Yesterday I spent about 1 1/2 hours thinking, researching, calling and emailing just to begin the process of diagnosing and treating a possible endocrine issue (thanks autoimmunity). I emailed my rheumatologist's nurse outlining my symptoms and asking for an endocrinology referral. Online patient portals make this simple action possible: no more calling, being routed by the switchboard, leaving a message that attempts to be coherent, then waiting a day for a reply. I can also email after hours when my thinking is clearer. I heard back that my PCP needs to generate all referrals, so the nurse forwarded my email to the PCP's office. My PCP is out on Fridays, though, so Monday is the earliest this message will be read.

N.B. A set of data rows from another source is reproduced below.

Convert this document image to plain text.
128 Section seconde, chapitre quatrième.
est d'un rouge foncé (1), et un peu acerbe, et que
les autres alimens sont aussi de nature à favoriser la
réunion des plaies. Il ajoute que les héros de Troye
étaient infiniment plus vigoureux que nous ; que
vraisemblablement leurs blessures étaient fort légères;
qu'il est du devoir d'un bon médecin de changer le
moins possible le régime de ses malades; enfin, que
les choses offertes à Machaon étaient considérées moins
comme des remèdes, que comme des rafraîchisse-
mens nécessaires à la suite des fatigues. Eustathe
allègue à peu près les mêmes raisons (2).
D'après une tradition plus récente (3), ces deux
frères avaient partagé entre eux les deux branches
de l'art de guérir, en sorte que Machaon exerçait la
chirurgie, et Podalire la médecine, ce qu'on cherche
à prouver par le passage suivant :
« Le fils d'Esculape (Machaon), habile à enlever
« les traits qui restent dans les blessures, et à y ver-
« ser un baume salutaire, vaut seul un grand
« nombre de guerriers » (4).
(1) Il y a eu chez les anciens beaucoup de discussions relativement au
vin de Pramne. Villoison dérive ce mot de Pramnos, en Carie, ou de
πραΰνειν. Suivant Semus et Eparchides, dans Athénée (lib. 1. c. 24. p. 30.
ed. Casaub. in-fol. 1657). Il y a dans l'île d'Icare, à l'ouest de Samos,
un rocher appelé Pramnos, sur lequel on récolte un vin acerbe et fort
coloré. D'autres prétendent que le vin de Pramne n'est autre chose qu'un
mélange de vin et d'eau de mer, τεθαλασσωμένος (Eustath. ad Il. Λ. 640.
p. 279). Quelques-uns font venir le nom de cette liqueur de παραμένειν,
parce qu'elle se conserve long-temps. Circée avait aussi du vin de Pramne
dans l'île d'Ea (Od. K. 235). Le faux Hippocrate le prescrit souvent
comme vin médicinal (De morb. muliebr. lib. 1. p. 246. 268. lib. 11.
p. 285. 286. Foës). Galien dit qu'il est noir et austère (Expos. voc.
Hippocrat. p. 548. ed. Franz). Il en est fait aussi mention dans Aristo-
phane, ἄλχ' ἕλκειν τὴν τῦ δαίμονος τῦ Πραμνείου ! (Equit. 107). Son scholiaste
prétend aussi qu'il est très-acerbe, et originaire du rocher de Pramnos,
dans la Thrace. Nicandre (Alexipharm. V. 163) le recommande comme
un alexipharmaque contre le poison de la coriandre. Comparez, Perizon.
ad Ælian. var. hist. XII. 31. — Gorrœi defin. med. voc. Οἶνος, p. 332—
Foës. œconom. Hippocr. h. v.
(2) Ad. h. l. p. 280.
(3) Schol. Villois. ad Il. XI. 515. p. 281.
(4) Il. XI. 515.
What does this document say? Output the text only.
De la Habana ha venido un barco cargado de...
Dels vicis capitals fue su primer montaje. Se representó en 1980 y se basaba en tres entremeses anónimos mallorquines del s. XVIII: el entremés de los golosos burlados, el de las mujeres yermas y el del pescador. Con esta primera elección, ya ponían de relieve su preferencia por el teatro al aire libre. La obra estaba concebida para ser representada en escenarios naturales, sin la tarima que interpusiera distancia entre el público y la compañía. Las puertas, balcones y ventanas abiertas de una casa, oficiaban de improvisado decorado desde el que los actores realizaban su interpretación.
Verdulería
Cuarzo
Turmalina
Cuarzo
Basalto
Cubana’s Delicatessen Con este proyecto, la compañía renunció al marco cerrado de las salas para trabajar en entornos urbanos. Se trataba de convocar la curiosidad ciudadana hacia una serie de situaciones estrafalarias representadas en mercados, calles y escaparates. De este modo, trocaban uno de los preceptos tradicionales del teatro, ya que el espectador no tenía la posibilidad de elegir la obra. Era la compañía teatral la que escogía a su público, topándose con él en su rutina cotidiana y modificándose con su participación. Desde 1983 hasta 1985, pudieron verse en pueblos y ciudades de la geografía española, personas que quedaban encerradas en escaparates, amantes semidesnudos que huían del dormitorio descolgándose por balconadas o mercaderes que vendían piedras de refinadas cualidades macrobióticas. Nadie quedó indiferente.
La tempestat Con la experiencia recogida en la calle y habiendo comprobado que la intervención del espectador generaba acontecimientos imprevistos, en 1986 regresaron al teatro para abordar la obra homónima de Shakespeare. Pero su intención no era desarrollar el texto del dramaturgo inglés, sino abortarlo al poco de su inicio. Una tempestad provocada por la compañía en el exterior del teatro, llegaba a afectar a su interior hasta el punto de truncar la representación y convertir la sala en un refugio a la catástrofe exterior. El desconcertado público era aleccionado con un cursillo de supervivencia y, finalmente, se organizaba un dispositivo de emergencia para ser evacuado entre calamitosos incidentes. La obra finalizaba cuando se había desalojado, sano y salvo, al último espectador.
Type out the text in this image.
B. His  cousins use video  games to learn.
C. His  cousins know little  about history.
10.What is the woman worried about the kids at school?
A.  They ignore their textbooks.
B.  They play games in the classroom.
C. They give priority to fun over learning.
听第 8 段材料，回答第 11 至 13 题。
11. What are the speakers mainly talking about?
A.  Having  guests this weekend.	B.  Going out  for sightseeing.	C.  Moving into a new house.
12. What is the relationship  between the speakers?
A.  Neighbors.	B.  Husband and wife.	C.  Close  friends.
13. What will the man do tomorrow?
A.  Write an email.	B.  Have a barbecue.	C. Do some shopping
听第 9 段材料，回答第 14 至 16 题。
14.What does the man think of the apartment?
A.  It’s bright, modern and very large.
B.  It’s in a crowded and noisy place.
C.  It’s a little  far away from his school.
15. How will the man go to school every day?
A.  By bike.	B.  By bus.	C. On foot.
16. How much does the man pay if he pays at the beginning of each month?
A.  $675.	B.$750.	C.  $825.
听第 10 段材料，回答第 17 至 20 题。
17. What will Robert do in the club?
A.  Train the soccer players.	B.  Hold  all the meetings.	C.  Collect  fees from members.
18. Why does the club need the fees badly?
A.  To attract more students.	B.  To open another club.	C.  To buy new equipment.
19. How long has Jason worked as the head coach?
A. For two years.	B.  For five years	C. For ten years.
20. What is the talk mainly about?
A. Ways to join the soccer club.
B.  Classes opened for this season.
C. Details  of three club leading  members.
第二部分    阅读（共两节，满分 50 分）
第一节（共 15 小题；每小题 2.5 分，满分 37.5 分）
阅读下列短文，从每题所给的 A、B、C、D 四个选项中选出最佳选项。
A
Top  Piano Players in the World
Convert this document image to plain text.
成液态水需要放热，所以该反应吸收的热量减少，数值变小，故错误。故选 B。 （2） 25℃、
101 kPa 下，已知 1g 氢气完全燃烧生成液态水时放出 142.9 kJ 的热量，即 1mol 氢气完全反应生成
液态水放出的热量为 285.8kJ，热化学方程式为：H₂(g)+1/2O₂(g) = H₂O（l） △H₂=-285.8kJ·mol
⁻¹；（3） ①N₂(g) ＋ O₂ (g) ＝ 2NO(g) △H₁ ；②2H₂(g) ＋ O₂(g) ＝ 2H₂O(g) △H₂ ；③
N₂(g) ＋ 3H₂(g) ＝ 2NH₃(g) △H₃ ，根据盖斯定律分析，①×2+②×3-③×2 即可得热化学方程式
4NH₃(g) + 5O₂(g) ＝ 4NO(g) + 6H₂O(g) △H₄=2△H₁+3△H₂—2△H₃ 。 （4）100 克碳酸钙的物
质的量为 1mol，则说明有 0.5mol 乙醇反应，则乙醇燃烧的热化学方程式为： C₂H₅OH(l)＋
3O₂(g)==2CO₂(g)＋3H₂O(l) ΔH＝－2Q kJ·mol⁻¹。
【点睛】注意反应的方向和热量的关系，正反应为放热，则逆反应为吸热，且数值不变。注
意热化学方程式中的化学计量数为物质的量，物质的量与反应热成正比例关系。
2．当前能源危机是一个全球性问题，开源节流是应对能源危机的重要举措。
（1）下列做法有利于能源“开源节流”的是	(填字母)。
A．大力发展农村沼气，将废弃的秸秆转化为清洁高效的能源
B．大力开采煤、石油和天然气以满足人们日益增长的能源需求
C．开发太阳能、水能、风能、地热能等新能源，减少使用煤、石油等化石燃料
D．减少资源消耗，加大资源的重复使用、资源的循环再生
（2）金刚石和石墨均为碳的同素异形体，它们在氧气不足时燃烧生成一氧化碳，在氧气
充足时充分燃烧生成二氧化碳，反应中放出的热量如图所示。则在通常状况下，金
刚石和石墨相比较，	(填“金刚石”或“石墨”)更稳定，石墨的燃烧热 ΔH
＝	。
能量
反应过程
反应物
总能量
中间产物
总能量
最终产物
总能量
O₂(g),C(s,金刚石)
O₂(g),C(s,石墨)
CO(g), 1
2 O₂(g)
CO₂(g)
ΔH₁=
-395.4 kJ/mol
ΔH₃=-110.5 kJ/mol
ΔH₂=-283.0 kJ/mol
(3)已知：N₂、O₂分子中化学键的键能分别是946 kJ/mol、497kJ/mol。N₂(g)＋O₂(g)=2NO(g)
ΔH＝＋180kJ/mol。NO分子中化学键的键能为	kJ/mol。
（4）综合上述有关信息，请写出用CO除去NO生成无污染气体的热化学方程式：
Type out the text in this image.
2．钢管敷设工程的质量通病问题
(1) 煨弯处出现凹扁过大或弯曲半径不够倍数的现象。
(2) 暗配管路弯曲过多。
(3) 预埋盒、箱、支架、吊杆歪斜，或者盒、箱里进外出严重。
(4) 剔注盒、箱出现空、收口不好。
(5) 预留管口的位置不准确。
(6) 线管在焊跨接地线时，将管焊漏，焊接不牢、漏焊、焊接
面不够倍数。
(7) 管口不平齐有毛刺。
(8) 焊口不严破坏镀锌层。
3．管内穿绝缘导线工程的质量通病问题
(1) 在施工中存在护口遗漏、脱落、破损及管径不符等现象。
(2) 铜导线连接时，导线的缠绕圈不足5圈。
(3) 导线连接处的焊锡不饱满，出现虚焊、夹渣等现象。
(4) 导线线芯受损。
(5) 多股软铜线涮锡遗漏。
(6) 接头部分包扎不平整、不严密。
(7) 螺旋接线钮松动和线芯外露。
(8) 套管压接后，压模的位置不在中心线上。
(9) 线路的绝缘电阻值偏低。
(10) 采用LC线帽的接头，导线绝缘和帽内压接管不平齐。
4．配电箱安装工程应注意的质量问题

I took a break. Realizing it will take weeks or months to actually see an endocrinologist, I called to schedule with my PCP. Except she's scheduled out for weeks, too. Oh, but her nurse practitioner had availability on Monday! So I see the nurse practitioner Monday, and perhaps will start the testing process then. In the meantime, I walked to the natural market and bought some thyroid calming herbs--maybe I'll get some symptom relief, and it could even be diagnostic. Tinctures taste disgusting, by the way.

The Vox article didn't mention the amazing work being done by nurses, which is a shame. Doctors are important but it's nurses who actually do the majority of the work. They talk to patients between appointments, get referrals, order labs, and smooth over insurance issues. Good nurses know how hard patients work and do their best to help. Hug the nurses, medical assistants and patients in your life.